How to simulate (generate) from a copula GARCH model?
Suppose you have a fitted copula-GARCH model and so Copula-GARCH模型下的两资产期权定价 for each margin you can obtain the predicted conditional variance $$\hat\sigma_^2=\hat\omega+\hat\alpha_1\hat\varepsilon_t^2+\hat\beta_1\hat\sigma_t^2$$ and the predicted conditional mean $$\hat\mu_=.$$ e.g. $\hat\mu_=\hat$ (Copula-GARCH模型下的两资产期权定价 assuming constant conditional mean) or $\hat\mu_=\hat+\hat\varphi_1x_t+\hat\theta_1\hat\varepsilon_t$ (assuming ARMA(1,1) conditional mean). This can be done as follows:

1. Simulate (generate) "pseudo observations" from the fitted copula. The result is a number of i.i.d. random vectors with each coordinate coming from a Uniform[0,1] distribution.
2. For each margin:
(a) transform the Copula-GARCH模型下的两资产期权定价 margin's generated values by "inverse PIT" that is specific to the margin (using a quantile function such as qnorm with zero mean Copula-GARCH模型下的两资产期权定价 and unit variance),
(b) multiply all the generated values by the predicted conditional standard deviation $\hat\sigma_$ due to the GARCH model specific to that margin,
(c) add the predicted conditional mean $\hat\mu_$ due to the conditional mean model specific to that margin.

The idea basically is to have a qualitative idea what the joint distribution is (that is the copula-GARCH model), then disassemble the data generating mechanism by learning its parameters on the way (estimate the model, obtain pseudo observations), simulate the most basic inputs (the pseudo observations) Copula-GARCH模型下的两资产期权定价 and assemble the joint distribution again (by transforming the simulated basic inputs into simulated values of the actual joint distribution according to the Copula-GARCH模型下的两资产期权定价 copula-GARCH model).
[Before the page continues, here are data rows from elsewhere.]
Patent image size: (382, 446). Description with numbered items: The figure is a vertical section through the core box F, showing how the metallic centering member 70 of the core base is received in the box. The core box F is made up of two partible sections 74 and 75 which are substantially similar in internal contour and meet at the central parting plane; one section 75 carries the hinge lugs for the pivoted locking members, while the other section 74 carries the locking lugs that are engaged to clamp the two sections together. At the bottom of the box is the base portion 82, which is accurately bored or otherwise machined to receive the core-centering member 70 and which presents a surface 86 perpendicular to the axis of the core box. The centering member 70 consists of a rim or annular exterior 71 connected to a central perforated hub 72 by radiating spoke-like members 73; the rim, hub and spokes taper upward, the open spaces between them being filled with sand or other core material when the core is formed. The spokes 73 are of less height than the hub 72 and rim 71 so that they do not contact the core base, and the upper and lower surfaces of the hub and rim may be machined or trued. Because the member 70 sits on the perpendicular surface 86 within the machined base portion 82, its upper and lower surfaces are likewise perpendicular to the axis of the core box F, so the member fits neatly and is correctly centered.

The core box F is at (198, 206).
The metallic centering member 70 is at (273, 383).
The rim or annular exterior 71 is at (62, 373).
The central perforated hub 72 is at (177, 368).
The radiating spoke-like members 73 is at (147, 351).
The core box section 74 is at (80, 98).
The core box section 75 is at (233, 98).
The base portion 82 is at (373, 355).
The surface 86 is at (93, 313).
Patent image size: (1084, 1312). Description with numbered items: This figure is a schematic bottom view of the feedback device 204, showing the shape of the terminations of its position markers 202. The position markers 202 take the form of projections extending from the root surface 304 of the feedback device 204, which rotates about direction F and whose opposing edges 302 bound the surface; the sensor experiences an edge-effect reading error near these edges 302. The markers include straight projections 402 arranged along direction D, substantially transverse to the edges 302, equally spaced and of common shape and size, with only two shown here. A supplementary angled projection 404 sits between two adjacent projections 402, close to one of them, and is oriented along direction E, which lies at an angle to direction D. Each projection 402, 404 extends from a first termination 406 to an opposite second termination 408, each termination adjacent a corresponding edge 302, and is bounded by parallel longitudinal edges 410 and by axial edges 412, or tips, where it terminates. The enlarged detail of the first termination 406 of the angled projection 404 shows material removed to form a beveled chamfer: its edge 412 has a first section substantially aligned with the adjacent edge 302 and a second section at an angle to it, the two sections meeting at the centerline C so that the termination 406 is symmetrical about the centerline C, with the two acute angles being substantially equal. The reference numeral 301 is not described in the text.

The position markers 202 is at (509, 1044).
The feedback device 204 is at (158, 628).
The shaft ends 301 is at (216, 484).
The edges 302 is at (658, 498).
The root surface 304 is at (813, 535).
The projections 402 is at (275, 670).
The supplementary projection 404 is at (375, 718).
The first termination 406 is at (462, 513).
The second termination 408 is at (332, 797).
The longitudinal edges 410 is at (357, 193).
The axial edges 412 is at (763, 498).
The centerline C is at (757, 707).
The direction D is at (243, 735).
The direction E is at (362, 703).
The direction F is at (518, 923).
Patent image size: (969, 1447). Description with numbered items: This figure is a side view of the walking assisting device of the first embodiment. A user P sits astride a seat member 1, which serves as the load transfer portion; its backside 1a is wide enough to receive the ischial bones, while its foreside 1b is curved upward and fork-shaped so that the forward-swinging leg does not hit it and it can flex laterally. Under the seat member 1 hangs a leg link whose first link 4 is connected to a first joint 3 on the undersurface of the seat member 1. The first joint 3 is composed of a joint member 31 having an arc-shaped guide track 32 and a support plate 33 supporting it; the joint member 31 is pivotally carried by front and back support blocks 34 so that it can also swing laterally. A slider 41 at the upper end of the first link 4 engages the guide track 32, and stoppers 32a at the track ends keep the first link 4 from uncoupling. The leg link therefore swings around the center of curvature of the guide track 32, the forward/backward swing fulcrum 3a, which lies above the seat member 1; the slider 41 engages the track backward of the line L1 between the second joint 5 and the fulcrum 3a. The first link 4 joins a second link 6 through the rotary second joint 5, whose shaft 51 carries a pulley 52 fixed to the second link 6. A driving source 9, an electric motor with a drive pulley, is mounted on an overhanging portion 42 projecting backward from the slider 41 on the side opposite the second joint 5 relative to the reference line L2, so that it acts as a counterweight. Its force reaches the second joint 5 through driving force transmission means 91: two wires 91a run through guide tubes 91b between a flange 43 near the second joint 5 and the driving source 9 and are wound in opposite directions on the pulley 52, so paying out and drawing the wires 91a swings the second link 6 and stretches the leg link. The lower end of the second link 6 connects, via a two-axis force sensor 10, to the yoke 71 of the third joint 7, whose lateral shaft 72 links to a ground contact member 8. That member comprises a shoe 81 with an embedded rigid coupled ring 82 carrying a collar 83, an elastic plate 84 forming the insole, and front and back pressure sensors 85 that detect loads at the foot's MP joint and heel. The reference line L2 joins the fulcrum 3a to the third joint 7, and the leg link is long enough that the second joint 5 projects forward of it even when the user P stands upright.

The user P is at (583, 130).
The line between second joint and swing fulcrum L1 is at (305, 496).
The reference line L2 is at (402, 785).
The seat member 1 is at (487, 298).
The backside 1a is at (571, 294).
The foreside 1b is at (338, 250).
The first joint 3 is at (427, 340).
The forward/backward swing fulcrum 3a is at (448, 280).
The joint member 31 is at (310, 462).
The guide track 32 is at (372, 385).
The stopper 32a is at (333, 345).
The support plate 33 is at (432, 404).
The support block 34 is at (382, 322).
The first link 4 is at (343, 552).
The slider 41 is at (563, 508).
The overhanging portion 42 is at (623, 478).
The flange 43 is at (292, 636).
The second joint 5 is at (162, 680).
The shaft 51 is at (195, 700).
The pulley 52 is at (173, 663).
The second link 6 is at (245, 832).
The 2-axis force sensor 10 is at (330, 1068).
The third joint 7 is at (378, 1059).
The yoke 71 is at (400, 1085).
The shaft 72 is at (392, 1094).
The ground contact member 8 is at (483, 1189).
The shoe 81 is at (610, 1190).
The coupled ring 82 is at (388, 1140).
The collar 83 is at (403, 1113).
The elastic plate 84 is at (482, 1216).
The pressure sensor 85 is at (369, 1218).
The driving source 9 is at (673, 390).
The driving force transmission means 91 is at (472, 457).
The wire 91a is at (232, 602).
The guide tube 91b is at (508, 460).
If you simulate a large enough number of realizations from the copula and then transform them as indicated above, you can inspect the empirical distribution of the resulting data. It can serve as an estimate of the predicted distribution.

## garchmodels

A parsnip backend for GARCH models in the tidymodels framework.

## Tutorials

Getting Started with Garchmodels: A walkthrough of the tidy modeling approach with the package.

Tuning Univariate Copula-GARCH模型下的两资产期权定价 Garch Models: Learn how to tune parameters of univariate garch models.

## Why Garchmodels?

Garchmodels unlocks univariate and multivariate GARCH models in one framework.

In a single framework you will be able to find what you need:

Univariate Methods: garchmodels connects to the rugarch package.

Multivariate Methods: garchmodels connects to the rugarch and rmgarch packages. Available methods include DCC-Garch (Dynamic Conditional Correlation Garch), Copula Garch and GO-Garch models.